Data Controller Information
- Name: Hayley Wood
- Email: firstname.lastname@example.org
Compliance with the GDPR is overseen by the UK data protection regulator which is the Information Commissioner’s Office (ICO).
On the 25 May 2018 and in-line with the General Data Protection Regulation (EU) 2016/679, our designated data controller halted the processing of customer data, in order to determine whether or not a Data Protection Impact Assessment (DPIA) was required.
The GDPR specifies four examples of when processing is likely to result in a high risk to the rights and freedoms of an individual and when a DPIA must, therefore, be carried out:
- A systematic monitoring of a publicly accessible area on a large scale (eg CCTV, drones and body-worn devices);
- A systematic and extensive evaluation of personal aspects relating to individuals which is based on automated processing and on which decisions are based that produce legal effects concerning individuals or similarly significantly affect them (eg such as automatic refusal of an online credit application or e-recruiting practices without any human intervention);
- Processing on a large scale of special categories of data (eg health, religion or ethnic origin);
- Processing on a large scale of personal data relating to criminal convictions and offences.
Article 29 Working Party (A29WP)A29WP provides guidance on other triggers:
- Where an individual is being evaluated or scored (in particular, where it relates to health, work, behaviour, location or movements) or subjected to automated decision making (see Automated decision making under the GDPR);
- Where processing is carried out on vulnerable individuals (eg employees, children and the elderly) because their relationship with the data controller is imbalanced, meaning they can’t consent or oppose to their personal data being processed;
- Where the processing in itself might prevent individuals from exercising a right, using a service or entering into a contract and using a new technology where it involves novel forms of data collection and usage.
The A29WP guidance also states: “as a rule of thumb, a processing operation meeting less than two [of the] criteria may not require a DPIA due to the lower level of risk, and processing operations which meet at least two of these criteria will require a DPIA … However, in some cases, a processing meeting only one of these criteria will require a DPIA”.
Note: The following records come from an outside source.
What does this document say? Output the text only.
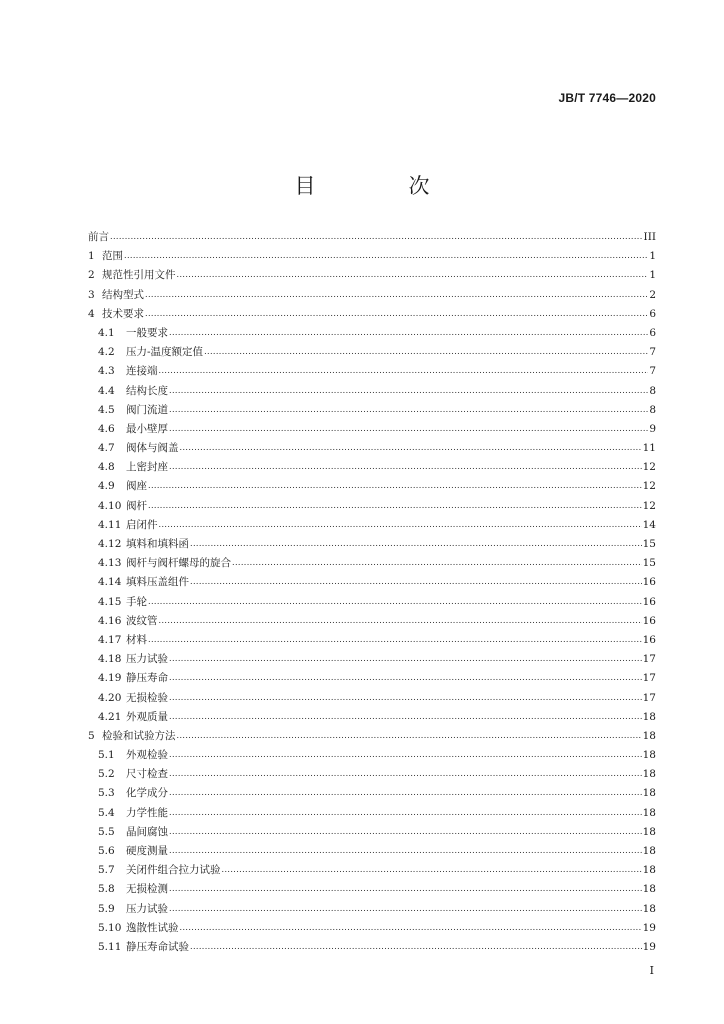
JB/T 7746—2020
目　次
前言 .....	III
1 范围 .....	1
2 规范性引用文件 .....	1
3 结构型式 .....	2
4 技术要求 .....	6
4.1	一般要求 .....	6
4.2	压力-温度额定值 .....	7
4.3	连接端 .....	7
4.4	结构长度 .....	8
4.5	阀门流道 .....	8
4.6	最小壁厚 .....	9
4.7	阀体与阀盖 .....	11
4.8	上密封座 .....	12
4.9	阀座 .....	12
4.10 阀杆 .....	12
4.11 启闭件 .....	14
4.12 填料和填料函 .....	15
4.13 阀杆与阀杆螺母的旋合 .....	15
4.14 填料压盖组件 .....	16
4.15 手轮 .....	16
4.16 波纹管 .....	16
4.17 材料 .....	16
4.18 压力试验 .....	17
4.19 静压寿命 .....	17
4.20 无损检验 .....	17
4.21 外观质量 .....	18
5 检验和试验方法 .....	18
5.1	外观检验 .....	18
5.2	尺寸检查 .....	18
5.3	化学成分 .....	18
5.4	力学性能 .....	18
5.5	晶间腐蚀 .....	18
5.6	硬度测量 .....	18
5.7	关闭件组合拉力试验 .....	18
5.8	无损检测 .....	18
5.9	压力试验 .....	18
5.10 逸散性试验 .....	19
5.11 静压寿命试验 .....	19
I
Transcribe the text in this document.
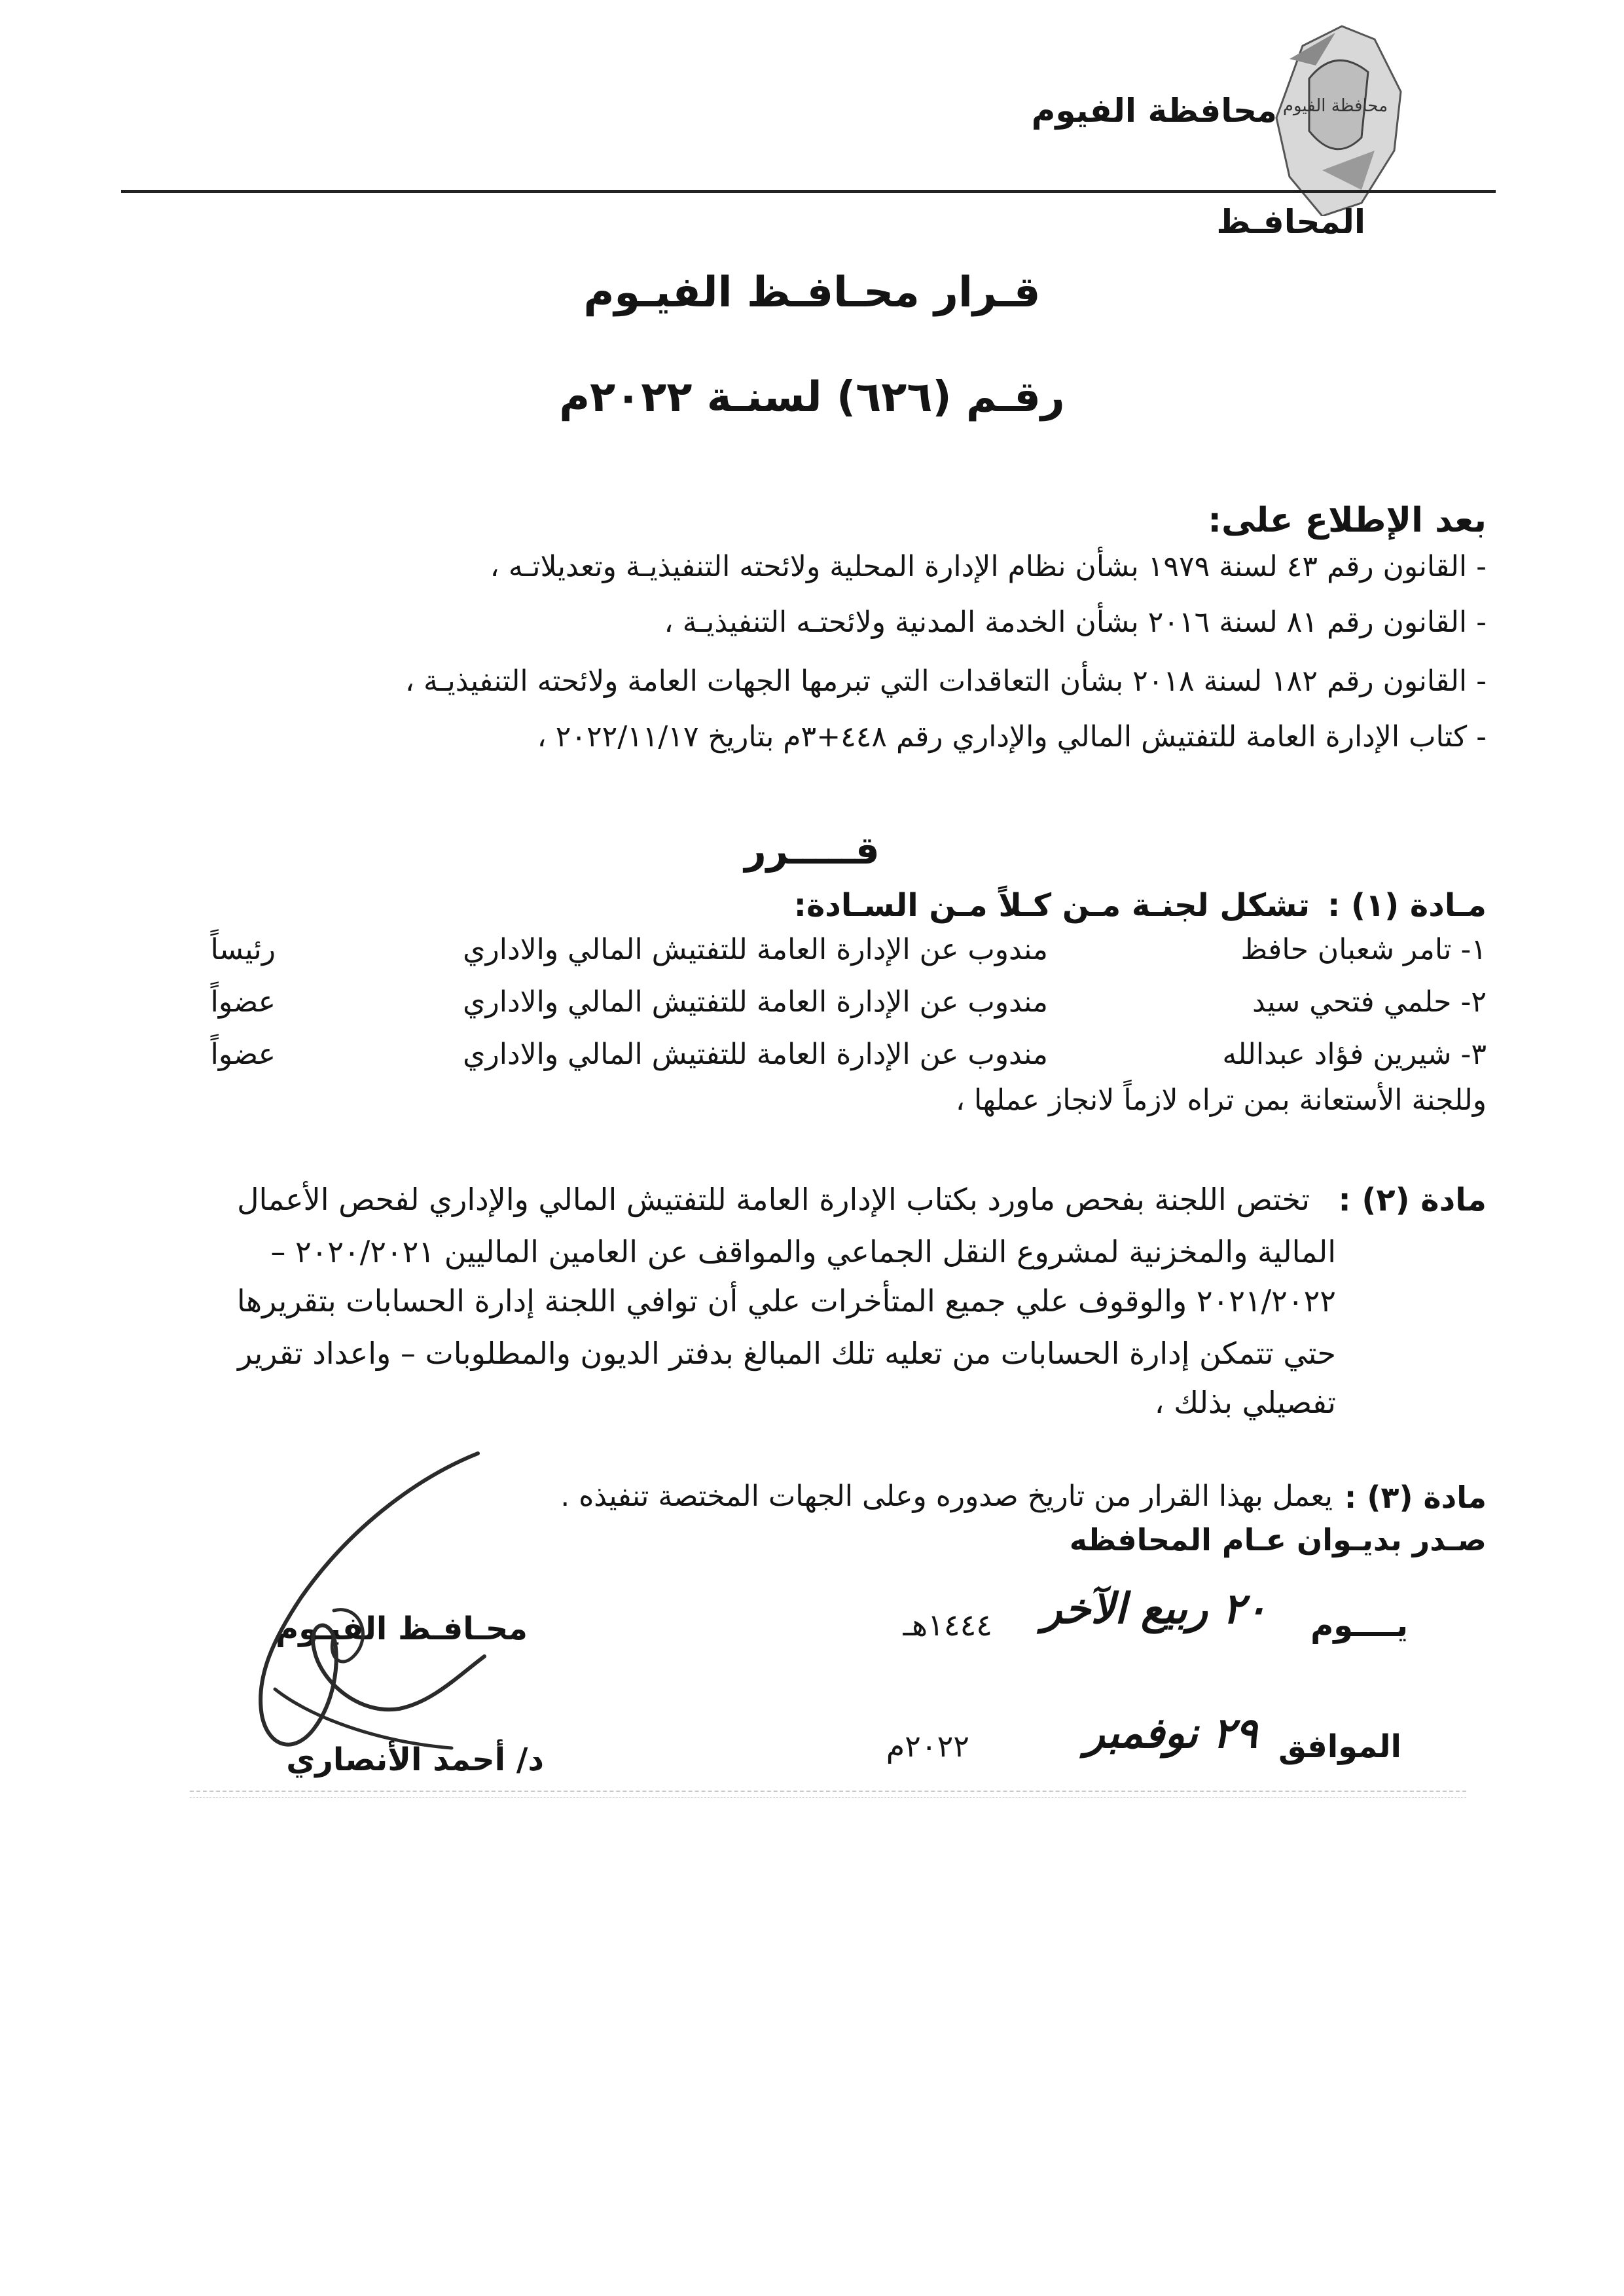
محافظة الفيوم
محافظة الفيوم
المحافـظ
قـرار محـافـظ الفيـوم
رقـم (٦٢٦) لسنـة ٢٠٢٢م
بعد الإطلاع على:
- القانون رقم ٤٣ لسنة ١٩٧٩ بشأن نظام الإدارة المحلية ولائحته التنفيذيـة وتعديلاتـه ،
- القانون رقم ٨١ لسنة ٢٠١٦ بشأن الخدمة المدنية ولائحتـه التنفيذيـة ،
- القانون رقم ١٨٢ لسنة ٢٠١٨ بشأن التعاقدات التي تبرمها الجهات العامة ولائحته التنفيذيـة ،
- كتاب الإدارة العامة للتفتيش المالي والإداري رقم ٤٤٨+٣م بتاريخ ٢٠٢٢/١١/١٧ ،
قـــــرر
مـادة (١) :
تشكل لجنـة مـن كـلاً مـن السـادة:
١- تامر شعبان حافظ
مندوب عن الإدارة العامة للتفتيش المالي والاداري
رئيساً
٢- حلمي فتحي سيد
مندوب عن الإدارة العامة للتفتيش المالي والاداري
عضواً
٣- شيرين فؤاد عبدالله
مندوب عن الإدارة العامة للتفتيش المالي والاداري
عضواً
وللجنة الأستعانة بمن تراه لازماً لانجاز عملها ،
مادة (٢) :
تختص اللجنة بفحص ماورد بكتاب الإدارة العامة للتفتيش المالي والإداري لفحص الأعمال
المالية والمخزنية لمشروع النقل الجماعي والمواقف عن العامين الماليين ٢٠٢٠/٢٠٢١ –
٢٠٢١/٢٠٢٢ والوقوف علي جميع المتأخرات علي أن توافي اللجنة إدارة الحسابات بتقريرها
حتي تتمكن إدارة الحسابات من تعليه تلك المبالغ بدفتر الديون والمطلوبات – واعداد تقرير
تفصيلي بذلك ،
مادة (٣) :
يعمل بهذا القرار من تاريخ صدوره وعلى الجهات المختصة تنفيذه .
صـدر بديـوان عـام المحافظه
يــــوم
٢٠ ربيع الآخر
١٤٤٤هـ
الموافق
٢٩ نوفمبر
٢٠٢٢م
محـافـظ الفيـوم
د/ أحمد الأنصاري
So, taking this into consideration, the data controller determined that a DPIA assessment was not required at that stage, but will review the policy, and determine whether a DPIA needs to be exercised, every 3 years.
Personal Data This Website Collects
- Full name.
- Email Address.
- Whether the individual would like to volunteer with our group.
How We Use The Data
- This data is provided by the individual in order for us to contact them.
- We do not use the data for marketing, advertising or promotional purposes. Any marketing, advertising or promotion we conduct is done so independently. It is purely coincidental if an individual (of which we hold data for) receives any marketing/advertising or promotion that is being run at the time.
Where The Data Is Stored
- It is stored electronically on our local network.
How Long The Data Is Held
- Electronic data will be held for a maximum of 5 years and then permanently erased from our local network.
Who Will Have Access To The Data
- Our designated data controller.
- Staff with knowledge of our GDPR Policy and that have had the relevant training.
- Data we store is never passed onto third parties. We retain sole ownership of data until it is destroyed or erased (see “how long the information will be held”).
The Right To Be Forgotten
- If, at any time, an individual wants us to delete the information we store on them, or to lodge a complaint about the way we store/use their information, they can email our designated data controller, Rachel Rule, at email@example.com with the subject line: “GDPR - Request For Erasure of Data”.
- When instigating a request for erasure of data, a residential customer or commercial business must prove that we, the data controller, are no longer in need of their data for the purpose that it was originally collected.
- We reserve the right to refuse to comply with a request for erasure of data if the requester fails to satisfy the point above, or if it leaves the organisation unable to exercise or defend legal claims.